Four of the five councillors at last week's meeting voted to suspend the process at second reading until municipal staff come up with a comprehensive, in-depth community outreach plan.
Ted Milner, the only councillor at the meeting who didn't support the motion, had separate concerns about the infill-housing program in the south of Alpine Meadows. Mayor Ken Melamed and Councillor Ralph Forsyth were both absent.
Infill housing has been on the books since 2004. In a nutshell, it involves large lots accommodating more suites, either by splitting the property, allowing multiple suites on the land or allowing duplexes.
For example, as things stand today, people owning property zoned RS1 - primarily found in Alpine Meadows, Emerald, Alta Vista, White Gold and parts of Brio - can have either a suite inside a house or a suite in a separate building, but they can't have both.
"The infill initiatives we are now proposing for this community attempt to expand on the choices already permitted in the secondary suites," explained municipal housing planner Guy Patterson. "We are not trying to create more floor area. The idea is using existing allowable floor area and dividing it up in different ways."
Specifically, if council adopts the infill-housing program, property owners in Alpine South would be allowed to:
• Split their property into two lots, one of which could be as small as 400 square metres, as long as their originally property is larger than 1,100 square metres. One of the two lots would become resident-restricted and a housing agreement with the municipality would be registered on title;
• Have both a suite inside their house and a suite in a separate building, with no more than two suites on a property; or
• Create a duplex with two units of approximately equal size. One of the units would become resident restricted and a housing agreement with the municipality would be registered on title.

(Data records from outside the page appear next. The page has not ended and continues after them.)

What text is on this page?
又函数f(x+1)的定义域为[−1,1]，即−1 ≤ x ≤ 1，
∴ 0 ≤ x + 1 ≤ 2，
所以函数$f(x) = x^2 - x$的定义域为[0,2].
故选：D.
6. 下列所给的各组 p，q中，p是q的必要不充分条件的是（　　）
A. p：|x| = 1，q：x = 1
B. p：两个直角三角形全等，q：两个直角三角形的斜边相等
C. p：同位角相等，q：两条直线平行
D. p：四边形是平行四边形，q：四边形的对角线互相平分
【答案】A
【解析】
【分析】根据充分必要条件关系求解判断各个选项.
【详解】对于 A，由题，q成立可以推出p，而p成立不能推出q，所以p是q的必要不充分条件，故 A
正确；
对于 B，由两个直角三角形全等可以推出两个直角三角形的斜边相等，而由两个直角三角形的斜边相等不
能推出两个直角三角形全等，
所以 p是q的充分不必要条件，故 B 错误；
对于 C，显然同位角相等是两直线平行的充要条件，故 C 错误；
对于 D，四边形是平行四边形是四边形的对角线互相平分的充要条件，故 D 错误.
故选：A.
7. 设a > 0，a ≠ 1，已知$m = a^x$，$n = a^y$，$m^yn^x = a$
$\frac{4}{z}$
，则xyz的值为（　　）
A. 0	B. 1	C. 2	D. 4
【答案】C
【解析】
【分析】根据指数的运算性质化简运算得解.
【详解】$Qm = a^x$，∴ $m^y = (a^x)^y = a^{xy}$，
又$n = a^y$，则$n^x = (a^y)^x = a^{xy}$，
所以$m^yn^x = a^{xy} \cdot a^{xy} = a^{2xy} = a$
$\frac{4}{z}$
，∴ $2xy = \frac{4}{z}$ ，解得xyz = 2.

Patterson said municipal staff will likely announce their communication plan this fall, depending on how much work they have to do to prepare for the Winter Olympics in February.
The municipality has already held three open houses focused on infill housing, in November 2005, March 2006 and April 2008. For the last open house, all residents in the Alpine South area, which is all of Alpine Meadows south of 19 Mile Creek, received a notice in the mail.
The last open house also revealed that while most people are OK with the resident-restricted component of infill housing, the price restriction component raised some eyebrows. Also, some people had concerns about how the project might transform the neighbourhood.
Both the split lots and duplexes would be subject to occupancy and price restrictions. As things are proposed, the first sale of an infill-divided property may be negotiated by the seller and qualified purchaser. That price will become the base price against which future maximum sale prices will be calculated, according to the Consumer Price Index.
Staff have also recommended that council consider increasing the maximum allowable floor space ratio for smaller employee lots and duplexes from 3.5 to four.
Last week, Milner also asked staff to look at the legal side of changing all the zoning in Alpine South.
"I think if someone lays down a very sizeable investment and buys a property that is in an RS1 zone, it seems to me we have a responsibility to protect their zoning," said Milner. "I don't see how we can downzone people just at will. I think there will be a lot of resistance to this."
Milner added that with the price restrictions on the split lots and duplexes he doesn't understand what the financial incentive would be for anyone to do this.
To this, Acting Mayor Chris Quinlan replied that the financial incentive could come from owners who have already built up enough equity in their household.
"This would give them an opportunity to cash out some value of the property while still maintaining residency," he said.